Nearly half of Japanese respondents said they were in sexless marriages in a recent survey, the highest rate since the Japan Family Planning Association began taking polls on the subject in 2004.
"The opinion survey on the livelihoods and awareness of men and women" was conducted between October and November 2016. The association handed out survey slips to 3,000 people aged between 16 and 49, and 46.8 percent of them were collected. The opinion poll has been conducted every two years since 2002, which started including questions on people's sex lives in 2004.
The association defines a sexless marriage as a marital union without sexual activity for a month or longer and when such a situation is expected to continue for a long period. In the latest survey released on Feb. 10, 47.2 percent of those who are married said they were in sexless marriages, up 2.6 points from the previous survey.
The number one reason among married men for not wanting to have sex was that they are "tired after work" at 35.2 percent, followed by 12.8 percent who said that they see their spouse "as an immediate family member."

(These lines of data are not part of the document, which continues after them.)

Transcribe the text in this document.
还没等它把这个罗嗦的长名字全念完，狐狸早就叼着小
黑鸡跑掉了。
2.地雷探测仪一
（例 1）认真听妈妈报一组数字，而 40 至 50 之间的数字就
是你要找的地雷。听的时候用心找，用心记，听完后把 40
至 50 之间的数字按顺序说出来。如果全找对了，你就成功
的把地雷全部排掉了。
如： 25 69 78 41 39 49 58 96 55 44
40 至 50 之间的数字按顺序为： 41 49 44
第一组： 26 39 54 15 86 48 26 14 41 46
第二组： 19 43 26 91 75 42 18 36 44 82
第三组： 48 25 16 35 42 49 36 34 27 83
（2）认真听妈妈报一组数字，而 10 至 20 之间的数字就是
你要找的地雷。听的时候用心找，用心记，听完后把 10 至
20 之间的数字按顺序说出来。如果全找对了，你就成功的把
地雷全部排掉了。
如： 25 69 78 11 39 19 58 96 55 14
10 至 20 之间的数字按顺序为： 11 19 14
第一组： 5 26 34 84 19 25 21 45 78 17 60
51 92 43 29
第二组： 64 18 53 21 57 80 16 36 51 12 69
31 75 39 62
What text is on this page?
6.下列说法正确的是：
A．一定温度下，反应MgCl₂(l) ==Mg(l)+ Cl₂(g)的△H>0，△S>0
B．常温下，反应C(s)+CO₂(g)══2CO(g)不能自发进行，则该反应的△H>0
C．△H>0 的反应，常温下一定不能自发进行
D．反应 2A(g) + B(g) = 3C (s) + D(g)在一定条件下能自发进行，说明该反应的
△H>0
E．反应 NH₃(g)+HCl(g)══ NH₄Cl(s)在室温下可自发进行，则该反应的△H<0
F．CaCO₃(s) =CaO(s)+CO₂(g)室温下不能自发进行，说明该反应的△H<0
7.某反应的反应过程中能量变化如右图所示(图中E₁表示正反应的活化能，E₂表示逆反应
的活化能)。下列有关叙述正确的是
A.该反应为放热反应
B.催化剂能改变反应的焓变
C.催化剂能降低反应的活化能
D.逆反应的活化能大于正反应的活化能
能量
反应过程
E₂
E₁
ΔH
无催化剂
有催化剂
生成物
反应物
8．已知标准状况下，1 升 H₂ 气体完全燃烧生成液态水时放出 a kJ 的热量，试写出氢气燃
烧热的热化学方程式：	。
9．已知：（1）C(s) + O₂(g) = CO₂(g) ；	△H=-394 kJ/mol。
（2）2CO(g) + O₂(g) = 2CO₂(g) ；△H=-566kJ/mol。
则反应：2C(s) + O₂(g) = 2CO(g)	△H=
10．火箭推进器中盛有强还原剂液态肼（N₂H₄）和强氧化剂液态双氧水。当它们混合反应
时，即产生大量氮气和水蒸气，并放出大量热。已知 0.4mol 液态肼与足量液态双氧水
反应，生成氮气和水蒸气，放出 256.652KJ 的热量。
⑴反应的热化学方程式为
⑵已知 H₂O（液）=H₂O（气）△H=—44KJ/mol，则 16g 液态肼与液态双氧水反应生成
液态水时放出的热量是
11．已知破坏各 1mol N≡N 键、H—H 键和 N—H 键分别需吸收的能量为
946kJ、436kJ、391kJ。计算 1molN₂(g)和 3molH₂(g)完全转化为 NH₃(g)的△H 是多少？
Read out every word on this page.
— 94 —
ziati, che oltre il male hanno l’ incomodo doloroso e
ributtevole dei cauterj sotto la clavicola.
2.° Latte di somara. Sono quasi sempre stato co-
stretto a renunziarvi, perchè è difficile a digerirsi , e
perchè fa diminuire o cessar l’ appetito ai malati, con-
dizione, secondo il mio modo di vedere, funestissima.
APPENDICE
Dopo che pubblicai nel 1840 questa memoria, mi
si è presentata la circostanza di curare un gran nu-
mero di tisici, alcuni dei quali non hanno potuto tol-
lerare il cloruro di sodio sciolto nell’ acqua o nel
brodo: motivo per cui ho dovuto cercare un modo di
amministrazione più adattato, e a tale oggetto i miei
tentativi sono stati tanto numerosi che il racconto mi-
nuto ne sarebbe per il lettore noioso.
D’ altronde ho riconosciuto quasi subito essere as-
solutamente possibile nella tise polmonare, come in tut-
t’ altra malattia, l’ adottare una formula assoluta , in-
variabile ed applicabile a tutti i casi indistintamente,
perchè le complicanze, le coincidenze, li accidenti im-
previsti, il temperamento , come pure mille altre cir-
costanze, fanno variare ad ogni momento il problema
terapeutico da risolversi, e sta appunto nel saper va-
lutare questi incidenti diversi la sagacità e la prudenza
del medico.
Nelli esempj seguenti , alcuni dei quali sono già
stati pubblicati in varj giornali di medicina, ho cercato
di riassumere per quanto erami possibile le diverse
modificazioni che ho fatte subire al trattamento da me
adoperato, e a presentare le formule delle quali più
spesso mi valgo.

Meanwhile, among women who are in sexless marriages, 22.3 percent said they found sex "too much work" and 20.1 percent told the survey they could not proactively engage in sexual activity "after having children but with no particular reason."
Doctor Kunio Kitamura, who serves as the chairman of the association, said, "This is the first time over 30 percent of men answered that they were too tired from work (to have sex). Apart from improving work hours, there is also a need to review how people work."